Councilwoman Susan Guidry, whose City Council District A also includes much of the NOPD Second District, said she would have initially preferred a location in Hollygrove. After the selection process concluded, however, she said she too concluded that the old Mary Church Terrell school site was the best location.

“Of course I wanted them in District A, but I had to admit, looking at the greater good, this was the place for them,” Guidry said.

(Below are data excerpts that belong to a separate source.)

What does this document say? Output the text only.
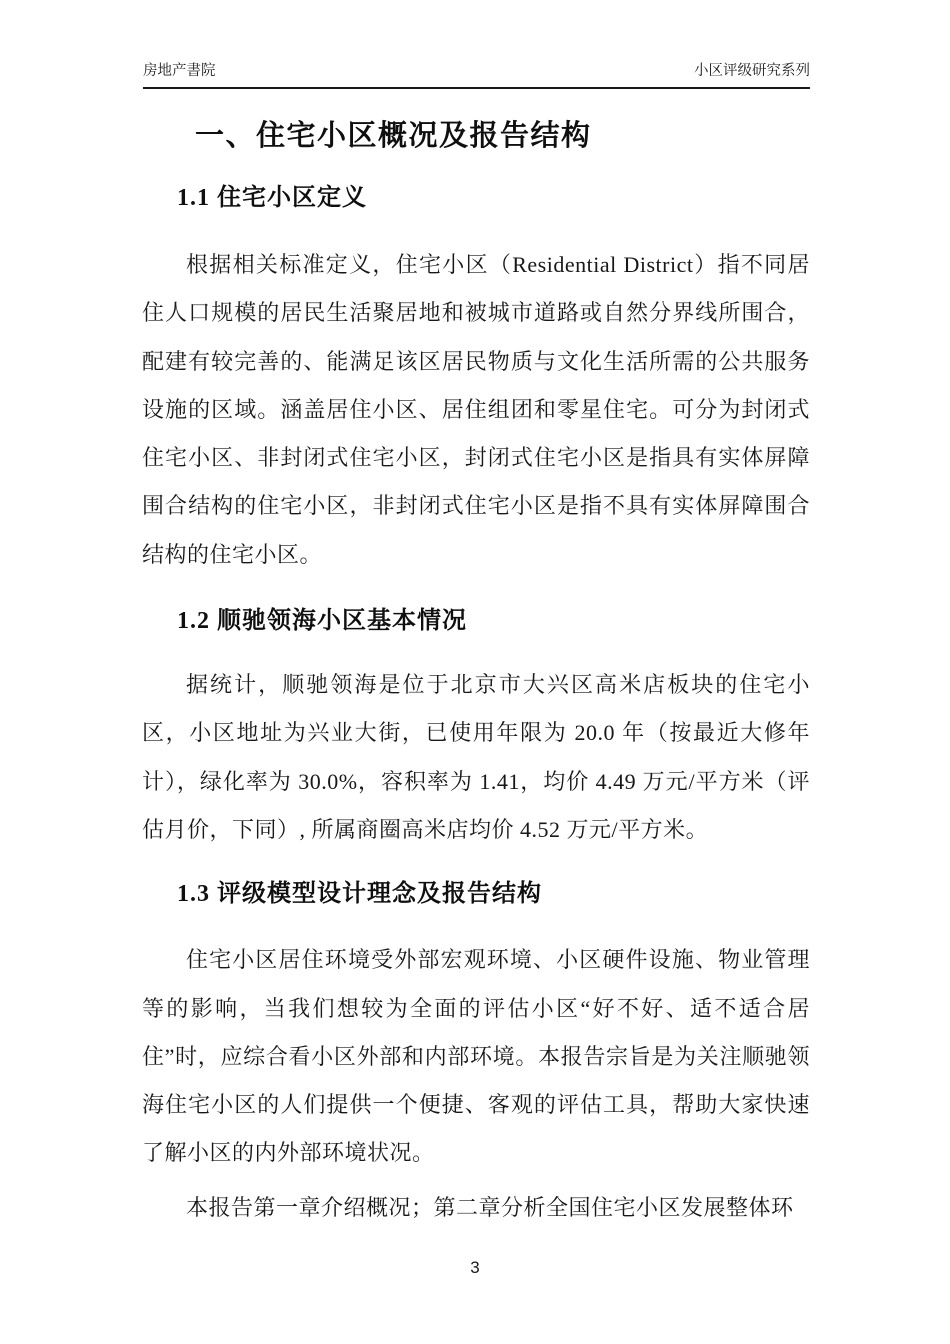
房地产書院	小区评级研究系列
一、住宅小区概况及报告结构
1.1 住宅小区定义

根据相关标准定义，住宅小区（Residential District）指不同居住人口规模的居民生活聚居地和被城市道路或自然分界线所围合，配建有较完善的、能满足该区居民物质与文化生活所需的公共服务设施的区域。涵盖居住小区、居住组团和零星住宅。可分为封闭式住宅小区、非封闭式住宅小区，封闭式住宅小区是指具有实体屏障围合结构的住宅小区，非封闭式住宅小区是指不具有实体屏障围合结构的住宅小区。

1.2 顺驰领海小区基本情况

据统计，顺驰领海是位于北京市大兴区高米店板块的住宅小区，小区地址为兴业大街，已使用年限为 20.0 年（按最近大修年计），绿化率为 30.0%，容积率为 1.41，均价 4.49 万元/平方米（评估月价，下同）, 所属商圈高米店均价 4.52 万元/平方米。

1.3 评级模型设计理念及报告结构

住宅小区居住环境受外部宏观环境、小区硬件设施、物业管理等的影响，当我们想较为全面的评估小区“好不好、适不适合居住”时，应综合看小区外部和内部环境。本报告宗旨是为关注顺驰领海住宅小区的人们提供一个便捷、客观的评估工具，帮助大家快速了解小区的内外部环境状况。

本报告第一章介绍概况；第二章分析全国住宅小区发展整体环

3
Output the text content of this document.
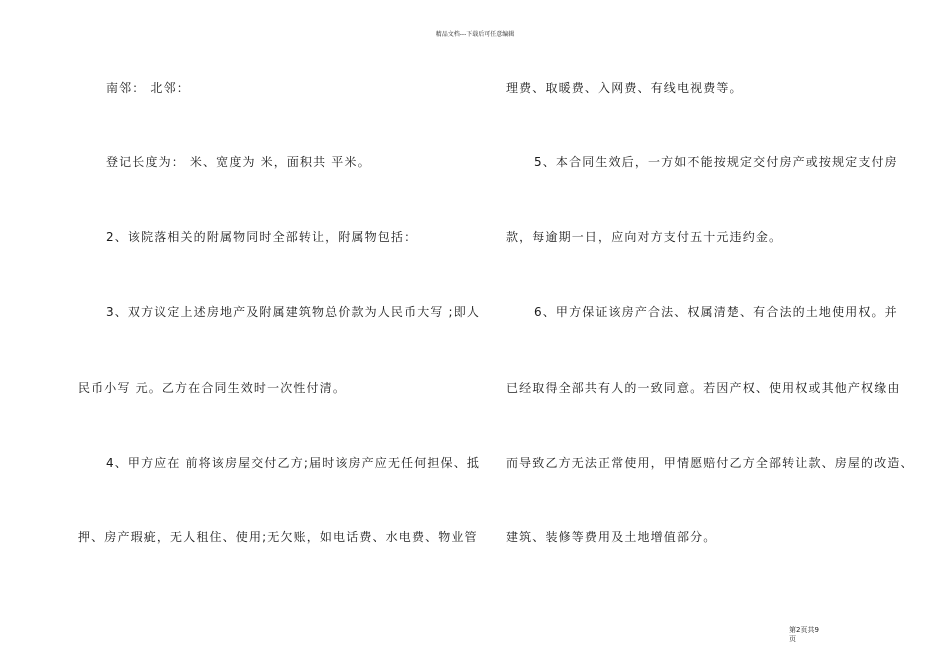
精品文档---下载后可任意编辑
南邻： 北邻：
登记长度为： 米、宽度为 米，面积共 平米。
2、该院落相关的附属物同时全部转让，附属物包括：
3、双方议定上述房地产及附属建筑物总价款为人民币大写 ;即人
民币小写 元。乙方在合同生效时一次性付清。
4、甲方应在 前将该房屋交付乙方;届时该房产应无任何担保、抵
押、房产瑕疵，无人租住、使用;无欠账，如电话费、水电费、物业管
理费、取暖费、入网费、有线电视费等。
5、本合同生效后，一方如不能按规定交付房产或按规定支付房
款，每逾期一日，应向对方支付五十元违约金。
6、甲方保证该房产合法、权属清楚、有合法的土地使用权。并
已经取得全部共有人的一致同意。若因产权、使用权或其他产权缘由
而导致乙方无法正常使用，甲情愿赔付乙方全部转让款、房屋的改造、
建筑、装修等费用及土地增值部分。
第2页共9
页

Landrieu said that the Gert Town area has actually been the recipient of massive new investment over his seven years as mayor, pointing to the rebuilding of Xavier University behind him, the new Costco across the street, the shops around Rock N’ Bowl, the return of Dunbar’s restaurant, and the housing for artists at the renovated Blue Plate building. Adjoining the police station will be a new indoor pool and recreation facility.

“Gert Town has now all the institutional investments that are necessary for this neighborhood — which was once a thriving neighborhood and saw some tough days — to come fully back,” Landrieu said. “We will build a place where people can live, can work and play, and this is just another down payment on that.”

Mayor Mitch Landrieu speaks Wednesday morning at the groundbreaking ceremony for the new NOPD Second District station. (Robert Morris, UptownMessenger.com)

While the new building will give Second District officers more room, it is not immediately clear that there will be many more officers to fill it up. Landrieu and the City Council instituted a hiring freeze in 2010 that would ultimately plunge the ranks of the NOPD from more than 1,500 officers when Landrieu took office to around 1,100 five years later despite a goal of returning to the previous levels.

“The city of New Orleans would be well served with 1,500 police officers or more,” Landrieu said. “You can see the growth in the tourism economy. You can continue to see the growth throughout the residential places of the city. Most importantly, the kinds of threats we’re facing now, is causing the local police departments to really do the work of our federal and state partners.”

An aggressive recruiting campaign has staunched the annual net losses of officers from the department, and Landrieu touted the 12 police department classes that have graduated in recent years as well as the 15-percent increases in their salaries. That recruitment drive, however, has struggled to push the net total of officers much higher. The department has only grown by fewer than 10 officers per year since hiring restarted, a pace that makes the city’s often-stated goal of returning to more than 1,500 officers still over the horizon.

“We grew, but it was very, very slight — single digits,” Harrison said. “We’ve stopped the attrition, and we’re growing, but it just takes a long time to go from losing to breaking even to growing again.”

Part of the difficulty of hiring more officers, Harrison said, is due to factors beyond the city’s control. Police departments all over the United States are trying to rebuild their ranks, so New Orleans is competing nationally for recruits. Meanwhile, Harrison said, the number of people who want to become police officers each year is naturally small, and may be further reduced due to anti-police sentiment around the country.

“Things happen around the country that affect our recruitment that we didn’t have anything to do with, so it is so much more than we even have control over,” Harrison said. “We’re just competing against everybody in the country who has the same issue. We’re all challenged with recruiting from the same pool of people, which is a small pool of people who want to have this job as a career.”

2 thoughts on “New Orleans city officials celebrate start of construction on new Second District police station in Gert Town

  1. Let us hope that the old building, probably designed by Thomas Sully, will be sold to someone that will preserve it and renovate it into it’s former beauty. Just as the owners of Cure did with a similar building on Freret!